Cameroon
Community-led Conservation in Mbang, Cameroon



Overview
This project aims to use remote acoustic monitoring to detect and deter illegal activities such as logging and poaching in and around Mbang, Cameroon.
Partners
ZSL
PPFCE
SFID-Mbang

Objectives
Month One: Set up guardian infrastructure
Month Two: First Month On-site: Preparation, Installation, Calibration
Month Three: Second Month On-site: Live Data, Reconnaissance, Training, Mobile App Customization
Month Four: Third Month on-site: Intervention, Finalized Training, Planning Next Steps
Implementation
Continuous, automated, remote acoustic monitoring: Remotely installed RFCx hardware successfully captured continuous ambient forest noise for weeks throughout our testing. To underscore the accomplishment, we believe that this is the first instance of continuous 24/7 acoustic coverage of the forest surrounding Mbang, and the resultant data have already led to a number of discoveries. (See data on page X)

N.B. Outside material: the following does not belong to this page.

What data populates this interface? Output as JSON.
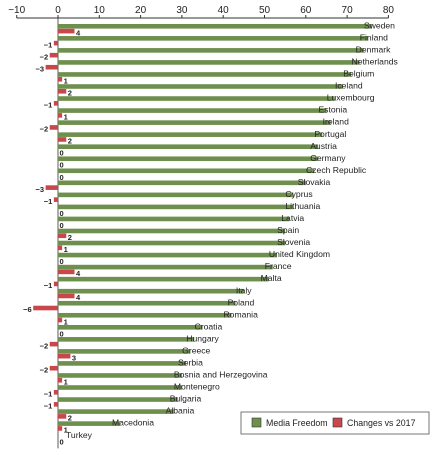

Automatic detection/classification of vehicle traffic: Originally designed to detect chainsaws, the RFCx system was successfully adapted to explicitly identify different types of vehicles based on sound signatures. Included in this development: motorcycles, trucks & cars (Trucks: Figure XX, Motorcycles: Figure XX). Additionally, RFCx demonstrated our ability to detect chainsaw frequencies in Cameroon. This explicit analysis, as we often refer to it, was a highlight of our work in Mbang.
Auto-support for prepaid data plans in Cameroon: For the first time in any environmental context, RFCx has developed a software technique that uses inexpensive, pay-as-you-go SIM cards to stream large amounts of data. In doing so, we can automatically transfer hitherto unprecedented amounts of raw environmental data out of the forest via the existing GSM network (approx. 200+ MB/day per device) at a cost of about 300 XAF/day. Even in our initial testing, such a technique may cut the cost of standard GSM data transfer plans by over 70%. Our software is intended to be adapted to work in other devices as well, potentially driving down the cost of other GSM-linked conservation technologies, including camera traps.
Increased GSM range & tolerance of high latency: In some instances, RFCx devices successfully transmitted data at a distance of about 40km from the nearest cell tower. Additionally, device software was improved to withstand the particularly slow/unreliable nature of network connectivity in Central Africa (including high request latencies exceeding 1-2 minutes)
Acoustic Anomaly detection via Machine Learning: In contrast to our explicit analysis, which looks for specific noises (vehicles/chainsaws), we also successfully demonstrated an alternative acoustic analysis method that leverages modern machine-learning algorithms to detect any anomalous sounds picked up by our devices. This will lead the way toward, perhaps, voice identification and biodiversity surveys based solely on audio streams.
Manual data offloading: There will always be areas of interest within most UFAFMUs that lack cellular connectivity. During our testing, we successfully designed an alternative method for removing audio data from RFCx devices, whereby responsible agents may pass near an installed device and wirelessly offload cached data, usually in batches corresponding to days or weeks of continuous recording. This data is then later uploaded to our central database and analyzed automatically upon entry. While still under development based on our tests in Cameroon, expected extensions to this system will enable similar data retrieval strategies for passing vehicles and automated drones.
Outcomes / Challenges
Outcomes:
Successful alerts/audio analysis achieved during the testing included chainsaws (logging), motorcycles (poaching), and trucks/vehicles (logging and poaching) in key areas of the FMU.
Over the course of 3 continuous weeks of recording and monitoring, the RFCx system identified the following total number of vehicles, based on acoustic analysis of sound:
366 trucks38 motorcycles
38 cars
The SFID wildlife team also expressed a great deal of interest in using the RFCx system to capture forensic evidence of illegal activities for use in reports to outside agencies, as well as being able to cache and examine patterns of activity. In particular, capturing more information about off-hours patterns of illegal activity was considered a significant area for future impact that could yield tangible results.